Quand Hinckley fait référence aux «démons de l’alcool», il se trompe. L’alcool lui-même n’est pas mauvais mais son mauvais usage, tout comme un marteau, dont le but n’est pas de se frapper sur les doigts, mais qui peut être mal utilisé et précisément en frappant sur vos doigts. 

Plusieurs cieux

La polygamie est une doctrine que de nombreux mormons ont eu du mal à accepter. L’abstinence d’alcool aussi est difficile à admettre. Mais une seule croyance mormone a, à elle seule, encouragé les âmes et engendré de nombreuses conversions : chez les mormons, personne n’est damné. A part Satan, ses esprits suiveurs et peut-être une demi-douzaine de pécheurs notoires, tous ceux qui ont jamais existé sur terre pourront jouir des joies célestes. Bien sûr, tout le monde ne sera pas dans le même ciel ! En fait, il y a trois sortes de paradis pour les mormons.

Le ciel le plus bas est peuplé d’adultères, de meurtriers, de voleurs, de menteurs et autres pécheurs. Ils vivent pourtant dans une gloire et un bonheur indicibles. Leurs péchés leur ont été pardonnés et ils jouissent désormais de la présence de l’Esprit Saint.

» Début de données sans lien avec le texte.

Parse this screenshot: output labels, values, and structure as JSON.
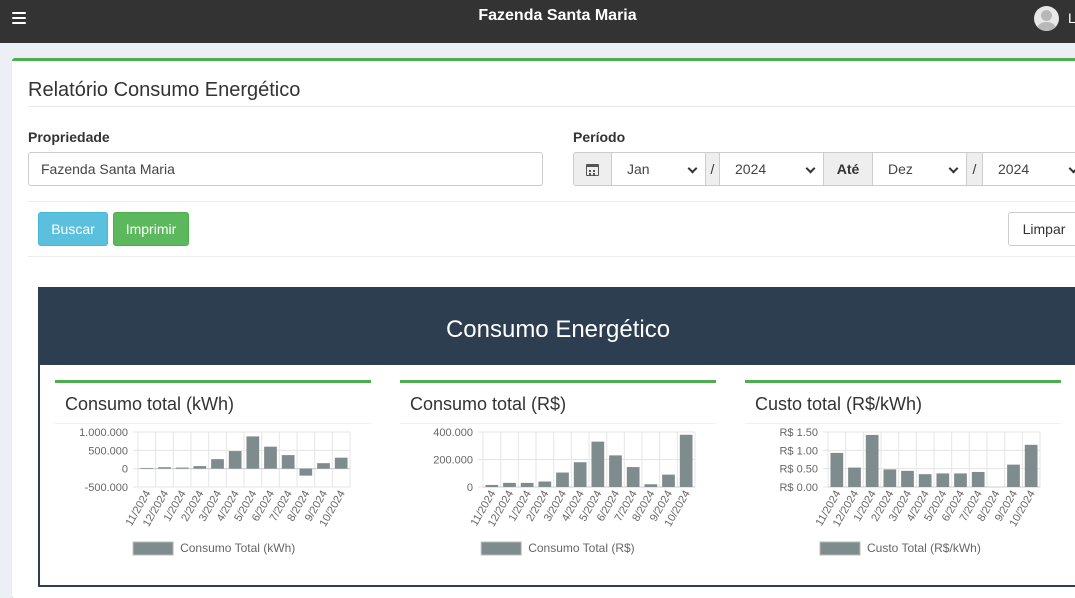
{
  "header": {
    "title": "Fazenda Santa Maria",
    "user_initial": "L"
  },
  "page": {
    "title": "Relatório Consumo Energético"
  },
  "form": {
    "propriedade_label": "Propriedade",
    "propriedade_value": "Fazenda Santa Maria",
    "periodo_label": "Período",
    "mes_inicio": "Jan",
    "ano_inicio": "2024",
    "separador": "/",
    "ate_label": "Até",
    "mes_fim": "Dez",
    "ano_fim": "2024"
  },
  "buttons": {
    "buscar": "Buscar",
    "imprimir": "Imprimir",
    "limpar": "Limpar"
  },
  "report": {
    "title": "Consumo Energético"
  },
  "colors": {
    "bar": "#7f8c8d",
    "accent_green": "#4cae4c",
    "report_header": "#2c3e50"
  },
  "chart_data": [
    {
      "type": "bar",
      "title": "Consumo total (kWh)",
      "categories": [
        "11/2024",
        "12/2024",
        "1/2024",
        "2/2024",
        "3/2024",
        "4/2024",
        "5/2024",
        "6/2024",
        "7/2024",
        "8/2024",
        "9/2024",
        "10/2024"
      ],
      "series": [
        {
          "name": "Consumo Total (kWh)",
          "values": [
            20000,
            40000,
            30000,
            70000,
            260000,
            480000,
            880000,
            600000,
            370000,
            -190000,
            150000,
            300000
          ]
        }
      ],
      "ylim": [
        -500000,
        1000000
      ],
      "yticks": [
        -500000,
        0,
        500000,
        1000000
      ],
      "ytick_labels": [
        "-500.000",
        "0",
        "500.000",
        "1.000.000"
      ],
      "grid": true,
      "legend": "bottom"
    },
    {
      "type": "bar",
      "title": "Consumo total (R$)",
      "categories": [
        "11/2024",
        "12/2024",
        "1/2024",
        "2/2024",
        "3/2024",
        "4/2024",
        "5/2024",
        "6/2024",
        "7/2024",
        "8/2024",
        "9/2024",
        "10/2024"
      ],
      "series": [
        {
          "name": "Consumo Total (R$)",
          "values": [
            15000,
            30000,
            30000,
            40000,
            105000,
            180000,
            330000,
            230000,
            145000,
            20000,
            90000,
            380000
          ]
        }
      ],
      "ylim": [
        0,
        400000
      ],
      "yticks": [
        0,
        200000,
        400000
      ],
      "ytick_labels": [
        "0",
        "200.000",
        "400.000"
      ],
      "grid": true,
      "legend": "bottom"
    },
    {
      "type": "bar",
      "title": "Custo total (R$/kWh)",
      "categories": [
        "11/2024",
        "12/2024",
        "1/2024",
        "2/2024",
        "3/2024",
        "4/2024",
        "5/2024",
        "6/2024",
        "7/2024",
        "8/2024",
        "9/2024",
        "10/2024"
      ],
      "series": [
        {
          "name": "Custo Total (R$/kWh)",
          "values": [
            0.93,
            0.53,
            1.42,
            0.48,
            0.44,
            0.35,
            0.37,
            0.37,
            0.41,
            0,
            0.61,
            1.15
          ]
        }
      ],
      "ylim": [
        0,
        1.5
      ],
      "yticks": [
        0,
        0.5,
        1.0,
        1.5
      ],
      "ytick_labels": [
        "R$ 0.00",
        "R$ 0.50",
        "R$ 1.00",
        "R$ 1.50"
      ],
      "grid": true,
      "legend": "bottom"
    }
  ]
}
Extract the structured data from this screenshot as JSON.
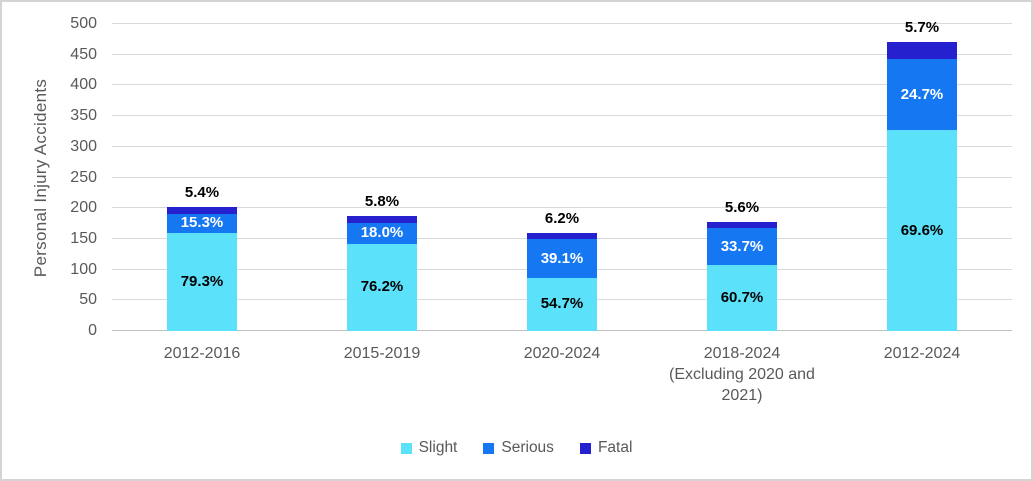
{
  "chart_data": {
    "type": "bar",
    "subtype": "stacked",
    "title": "",
    "ylabel": "Personal Injury Accidents",
    "xlabel": "",
    "ylim": [
      0,
      500
    ],
    "ytick_step": 50,
    "grid": true,
    "legend_position": "bottom",
    "categories": [
      "2012-2016",
      "2015-2019",
      "2020-2024",
      "2018-2024\n(Excluding 2020 and\n2021)",
      "2012-2024"
    ],
    "totals_estimated": [
      202,
      187,
      159,
      177,
      470
    ],
    "series": [
      {
        "name": "Slight",
        "color": "#5CE1FA",
        "label_color": "#000000",
        "label_position": "inside",
        "percents": [
          79.3,
          76.2,
          54.7,
          60.7,
          69.6
        ],
        "labels": [
          "79.3%",
          "76.2%",
          "54.7%",
          "60.7%",
          "69.6%"
        ]
      },
      {
        "name": "Serious",
        "color": "#1577F2",
        "label_color": "#FFFFFF",
        "label_position": "inside",
        "percents": [
          15.3,
          18.0,
          39.1,
          33.7,
          24.7
        ],
        "labels": [
          "15.3%",
          "18.0%",
          "39.1%",
          "33.7%",
          "24.7%"
        ]
      },
      {
        "name": "Fatal",
        "color": "#2621CE",
        "label_color": "#000000",
        "label_position": "above",
        "percents": [
          5.4,
          5.8,
          6.2,
          5.6,
          5.7
        ],
        "labels": [
          "5.4%",
          "5.8%",
          "6.2%",
          "5.6%",
          "5.7%"
        ]
      }
    ]
  },
  "colors": {
    "axis_text": "#595959",
    "gridline": "#D9D9D9",
    "baseline": "#BFBFBF",
    "background": "#FFFFFF",
    "frame_border": "#D4D4D4"
  }
}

Le ciel intermédiaire reçoit les corps et âmes des non mormons qui sont quand même bons mais aussi des mormons qui étaient un peu insuffisants dans leur pratique des commandements de l’église. Ils jouissent pourtant de la présence de Jésus-Christ pour toujours.

Le ciel le plus élevé est réservé aux mormons dévots qui deviendront des dieux et les législateurs de leurs propres univers. Leurs épouses et enfants seront scellés à eux durant une cérémonie terrestre, au temple. Ces hommes-dieux engendreront des milliards d’esprits qui dans le futur prendront place dans des corps physiques.  Ces enfants adoreront leurs pères divins, obéissant aux commandements des mormons et progresseront vers leur propre divinité.

Les mormons pensent que cette doctrine est un point essentiel. Ils soulignent (mais ils mentent !) que seule leur Église offre aux familles la possibilité d’être réunies dans l’éternité. Lisez bien ceci : la seule façon d’avoir sa famille avec soi est que chacun d’entre eux ait vécu la rude vie de mormon. Autrement, une épouse, un parent, un enfant peut être enfermé à jamais dans un ciel inférieur. En effet, la fidèle épouse mormone d’un mormon peu zélée le laissera derrière elle, dans un ciel inférieur, et elle se scellera alors à un mormon plus zélé. Ce nouveau couple fondera sa propre famille.

Le slogan mormon : « Des familles pour l’éternité » ne peut que signifier « des familles fracturées ».